New research from the Netherlands appears to have uncovered one more piece of compelling evidence why adequate folic acid intake is so important: it may help prevent fetal heart abnormalities developed very early on in pregnancy.
In the study, published online on December 1, 2009, for an upcoming issue of the European Heart Journal, researchers used a national register of birth defects to identify 611 mothers who had given birth to a child with a heart defect, matching them to 2,401 women who delivered babies with genetic defects or other birth defects unrelated to folate. Women who took a supplement containing at least 400 micrograms of folic acid were nearly 20 percent less likely to have a child with a heart defect, compared to other non-folate-related malformations. Compared to the general population (who may or may not have taken folic acid), the risk for heart problems was 26 percent lower.
Among women taking folic acid, the risk of having a child with a heart defect involving the septum—which separates one side of the heart from the other—was nearly 40 percent lower than that of the general population.

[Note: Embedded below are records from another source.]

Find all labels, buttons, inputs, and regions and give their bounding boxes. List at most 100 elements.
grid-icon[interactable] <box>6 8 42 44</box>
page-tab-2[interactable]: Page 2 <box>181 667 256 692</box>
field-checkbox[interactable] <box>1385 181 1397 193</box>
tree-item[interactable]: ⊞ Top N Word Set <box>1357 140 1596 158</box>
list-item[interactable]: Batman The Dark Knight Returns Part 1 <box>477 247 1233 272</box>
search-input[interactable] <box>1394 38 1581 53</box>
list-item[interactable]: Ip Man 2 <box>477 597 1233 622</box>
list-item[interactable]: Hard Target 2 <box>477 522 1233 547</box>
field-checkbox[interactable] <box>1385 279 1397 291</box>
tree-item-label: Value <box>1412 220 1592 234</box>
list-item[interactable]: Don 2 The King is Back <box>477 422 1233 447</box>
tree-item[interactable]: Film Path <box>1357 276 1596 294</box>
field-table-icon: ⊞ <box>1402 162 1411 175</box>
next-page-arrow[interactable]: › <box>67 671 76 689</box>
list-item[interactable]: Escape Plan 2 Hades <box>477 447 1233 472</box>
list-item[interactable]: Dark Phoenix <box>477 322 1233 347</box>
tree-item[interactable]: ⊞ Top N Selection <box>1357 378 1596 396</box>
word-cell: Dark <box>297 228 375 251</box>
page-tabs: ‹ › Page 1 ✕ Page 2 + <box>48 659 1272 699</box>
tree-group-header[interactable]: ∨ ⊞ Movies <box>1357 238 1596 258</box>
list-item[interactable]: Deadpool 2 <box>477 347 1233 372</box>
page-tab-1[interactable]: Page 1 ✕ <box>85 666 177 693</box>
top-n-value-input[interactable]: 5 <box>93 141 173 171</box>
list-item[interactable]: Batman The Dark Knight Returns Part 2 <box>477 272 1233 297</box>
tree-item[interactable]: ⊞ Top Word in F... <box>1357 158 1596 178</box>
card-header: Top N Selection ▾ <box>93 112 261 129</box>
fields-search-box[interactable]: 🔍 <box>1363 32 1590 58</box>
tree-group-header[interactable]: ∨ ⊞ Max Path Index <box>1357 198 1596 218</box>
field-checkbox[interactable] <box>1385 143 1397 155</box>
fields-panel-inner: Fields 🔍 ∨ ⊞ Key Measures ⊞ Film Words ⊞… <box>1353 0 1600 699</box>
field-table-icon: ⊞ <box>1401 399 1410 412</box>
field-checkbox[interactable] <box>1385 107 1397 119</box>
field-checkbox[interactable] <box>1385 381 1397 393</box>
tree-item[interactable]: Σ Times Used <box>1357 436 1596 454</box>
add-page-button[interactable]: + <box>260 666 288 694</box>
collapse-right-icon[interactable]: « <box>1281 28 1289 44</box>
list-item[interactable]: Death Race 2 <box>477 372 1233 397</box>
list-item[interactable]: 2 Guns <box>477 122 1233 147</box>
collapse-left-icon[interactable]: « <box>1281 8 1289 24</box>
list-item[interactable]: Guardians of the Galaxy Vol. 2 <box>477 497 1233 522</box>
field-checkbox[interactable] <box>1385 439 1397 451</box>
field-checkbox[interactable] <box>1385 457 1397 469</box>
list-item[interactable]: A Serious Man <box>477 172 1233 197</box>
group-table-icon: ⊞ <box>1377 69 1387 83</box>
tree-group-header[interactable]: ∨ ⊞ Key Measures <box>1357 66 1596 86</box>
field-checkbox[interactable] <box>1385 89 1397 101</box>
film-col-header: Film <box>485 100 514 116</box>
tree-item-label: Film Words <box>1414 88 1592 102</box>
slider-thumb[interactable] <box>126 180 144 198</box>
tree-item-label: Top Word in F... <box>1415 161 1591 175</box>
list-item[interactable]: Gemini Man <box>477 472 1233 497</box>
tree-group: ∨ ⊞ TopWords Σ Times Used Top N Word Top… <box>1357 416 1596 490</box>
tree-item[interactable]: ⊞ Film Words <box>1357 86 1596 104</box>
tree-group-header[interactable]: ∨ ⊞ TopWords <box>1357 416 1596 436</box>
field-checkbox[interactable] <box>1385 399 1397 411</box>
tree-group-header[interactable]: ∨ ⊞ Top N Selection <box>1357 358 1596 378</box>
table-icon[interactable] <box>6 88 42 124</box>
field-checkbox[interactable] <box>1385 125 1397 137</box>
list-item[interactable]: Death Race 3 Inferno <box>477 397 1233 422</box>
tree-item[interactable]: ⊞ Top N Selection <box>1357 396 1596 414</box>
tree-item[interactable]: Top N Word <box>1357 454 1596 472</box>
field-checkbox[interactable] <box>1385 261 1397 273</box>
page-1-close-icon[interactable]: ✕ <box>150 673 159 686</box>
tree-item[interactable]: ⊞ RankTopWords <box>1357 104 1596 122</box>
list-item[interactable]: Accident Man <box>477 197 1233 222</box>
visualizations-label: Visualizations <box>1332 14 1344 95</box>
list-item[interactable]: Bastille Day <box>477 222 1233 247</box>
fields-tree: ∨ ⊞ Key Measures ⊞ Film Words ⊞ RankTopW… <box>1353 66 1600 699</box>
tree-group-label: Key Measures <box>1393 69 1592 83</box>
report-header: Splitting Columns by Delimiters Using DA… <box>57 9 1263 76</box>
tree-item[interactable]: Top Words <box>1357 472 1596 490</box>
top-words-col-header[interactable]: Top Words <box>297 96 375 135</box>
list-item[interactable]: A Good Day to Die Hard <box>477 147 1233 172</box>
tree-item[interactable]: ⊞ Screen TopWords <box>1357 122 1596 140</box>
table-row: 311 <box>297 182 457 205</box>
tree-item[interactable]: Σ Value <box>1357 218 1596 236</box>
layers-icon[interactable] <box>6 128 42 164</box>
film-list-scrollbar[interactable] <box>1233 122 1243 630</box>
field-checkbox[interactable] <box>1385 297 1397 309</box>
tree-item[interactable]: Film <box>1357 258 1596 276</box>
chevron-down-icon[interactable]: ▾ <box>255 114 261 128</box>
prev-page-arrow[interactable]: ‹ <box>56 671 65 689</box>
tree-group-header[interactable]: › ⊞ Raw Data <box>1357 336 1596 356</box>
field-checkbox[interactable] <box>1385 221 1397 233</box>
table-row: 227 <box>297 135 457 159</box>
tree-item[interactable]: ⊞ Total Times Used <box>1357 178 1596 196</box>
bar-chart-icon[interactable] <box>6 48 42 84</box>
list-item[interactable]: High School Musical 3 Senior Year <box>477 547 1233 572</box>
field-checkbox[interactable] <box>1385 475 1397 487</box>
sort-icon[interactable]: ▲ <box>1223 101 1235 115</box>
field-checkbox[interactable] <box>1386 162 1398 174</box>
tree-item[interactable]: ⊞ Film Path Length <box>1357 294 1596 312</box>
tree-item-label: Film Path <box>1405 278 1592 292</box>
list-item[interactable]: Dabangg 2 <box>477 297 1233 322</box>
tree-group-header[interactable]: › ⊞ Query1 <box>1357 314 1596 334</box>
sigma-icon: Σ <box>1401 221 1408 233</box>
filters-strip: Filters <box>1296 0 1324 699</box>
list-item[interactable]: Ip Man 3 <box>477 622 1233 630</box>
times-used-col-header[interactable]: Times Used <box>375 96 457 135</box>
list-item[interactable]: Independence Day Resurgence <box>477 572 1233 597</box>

The March of Dimes and other women's health organizations recommend all women of childbearing age take a daily, 400 microgram, folic acid supplement to prevent spina bifida and other birth defects involving the neural tube. The current study couldn't show whether taking more or less than 400 micrograms of folic acid would be more effective in preventing heart defects, the researchers note, although there's increasing evidence that heavier women may need to take more folic acid to get the same protective effect. Further investigation into the connection between folic acid levels and heart defect prevention is planned.